Biblicism is untenable. Biblicism is the view that the Bible is “the exclusive source for formulating Christian belief and practice with explicit rejection of the need for historical background, garnering wisdom from wider tradition, recognizing the influence of one’s cultural location, and attaining insights from out-group perspectives” (Michael F. Bird).
For example, Ex. 18:16 shows that there were statutes and laws prior to the giving of the Law at Mount Sinai. Moses tells his father-in-law how he judges the cases brought before him by the people:
…when they have a dispute, they come to me and I decide between one person and another, and I make them know the statutes of God and his laws.”
Ex. 18:26
Moses makes this statement before God dictates to him the statutes of the Law (chapters 20-23). So there were statutes and laws of God known before what we know as the Mosaic Law was given, laws which are not written down in Scripture. This is incompatible with biblicism.
One might object that talk of ‘a statute and a rule’ appears already in chapter 15 (v. 25-26). But the chapter 15 reference means something different: there, the statute consists in Israel being commanded to attentively heeding God’s word, without any specific content being mentioned; a ‘meta-statute’ or ‘proto-statute’ so to speak. Chapter 18 certainly speaks of statutes with a specific content, without which Moses could not have judged between the people’s differing requests.

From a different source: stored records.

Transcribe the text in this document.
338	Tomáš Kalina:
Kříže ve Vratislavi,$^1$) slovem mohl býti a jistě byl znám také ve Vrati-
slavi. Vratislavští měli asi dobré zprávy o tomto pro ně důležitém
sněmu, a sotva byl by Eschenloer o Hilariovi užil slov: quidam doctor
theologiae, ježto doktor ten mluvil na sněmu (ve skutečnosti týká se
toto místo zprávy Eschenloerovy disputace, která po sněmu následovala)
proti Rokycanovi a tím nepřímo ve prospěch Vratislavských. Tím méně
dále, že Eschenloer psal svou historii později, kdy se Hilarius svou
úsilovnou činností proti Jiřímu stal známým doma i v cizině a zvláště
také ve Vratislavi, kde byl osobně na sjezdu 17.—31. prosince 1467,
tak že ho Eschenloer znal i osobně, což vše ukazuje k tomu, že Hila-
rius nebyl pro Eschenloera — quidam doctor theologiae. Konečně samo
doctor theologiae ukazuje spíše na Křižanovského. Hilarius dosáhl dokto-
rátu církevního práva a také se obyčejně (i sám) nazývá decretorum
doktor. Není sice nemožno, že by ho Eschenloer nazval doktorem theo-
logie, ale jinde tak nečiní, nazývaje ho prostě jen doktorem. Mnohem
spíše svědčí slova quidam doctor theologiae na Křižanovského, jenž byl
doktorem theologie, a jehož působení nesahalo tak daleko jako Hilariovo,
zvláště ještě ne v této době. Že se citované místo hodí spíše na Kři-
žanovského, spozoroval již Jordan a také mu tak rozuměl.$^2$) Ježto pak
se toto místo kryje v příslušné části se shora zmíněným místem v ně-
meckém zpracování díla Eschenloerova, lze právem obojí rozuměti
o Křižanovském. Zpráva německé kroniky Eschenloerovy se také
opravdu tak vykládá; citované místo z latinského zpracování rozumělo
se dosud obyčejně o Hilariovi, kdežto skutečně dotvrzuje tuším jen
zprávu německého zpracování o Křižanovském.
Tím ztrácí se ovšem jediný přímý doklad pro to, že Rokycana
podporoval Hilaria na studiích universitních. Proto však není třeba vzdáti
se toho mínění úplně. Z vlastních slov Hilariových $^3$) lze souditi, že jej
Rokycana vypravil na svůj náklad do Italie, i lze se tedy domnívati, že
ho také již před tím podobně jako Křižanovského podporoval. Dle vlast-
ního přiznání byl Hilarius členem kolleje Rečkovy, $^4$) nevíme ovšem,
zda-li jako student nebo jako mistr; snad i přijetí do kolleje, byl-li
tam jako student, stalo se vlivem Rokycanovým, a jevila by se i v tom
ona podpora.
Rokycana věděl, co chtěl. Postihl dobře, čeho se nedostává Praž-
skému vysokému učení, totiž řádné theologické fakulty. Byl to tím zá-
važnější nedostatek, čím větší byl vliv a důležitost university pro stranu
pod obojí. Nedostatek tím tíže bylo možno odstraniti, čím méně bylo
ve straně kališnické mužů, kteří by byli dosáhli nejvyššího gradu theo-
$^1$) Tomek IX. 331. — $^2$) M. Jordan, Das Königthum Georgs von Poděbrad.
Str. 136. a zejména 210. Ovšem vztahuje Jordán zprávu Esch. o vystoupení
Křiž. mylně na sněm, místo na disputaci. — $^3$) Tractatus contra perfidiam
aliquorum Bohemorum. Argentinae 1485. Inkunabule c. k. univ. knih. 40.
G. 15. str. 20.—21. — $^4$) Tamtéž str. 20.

There were statutes and laws of God before the Mosaic Law, laws which are not written down in Scripture.
A further objection is that God did give Israel content-specific laws noted down in the Bible: the circumcision of all males, the Passover, and the Feast of Unleavened Bread. But it is implausible that those were the focus of Moses’ verdicts. Undoubtedly the people had very mundane problems that had nothing to do with religious feasts. We get a glimpse of such questions in chapters 20-23.
Finally, the observation that knowledge about God, his statutes and moral claims was around prior and independent of written revelation ties in with a more general pattern in Scripture. Abel and Cain offer sacrifices very much in line with the ordinances of the Torah; who told them to do so? Noah set apart seven pairs of clean animals; who told him which animals were clean or unclean, before the book of Leviticus was written?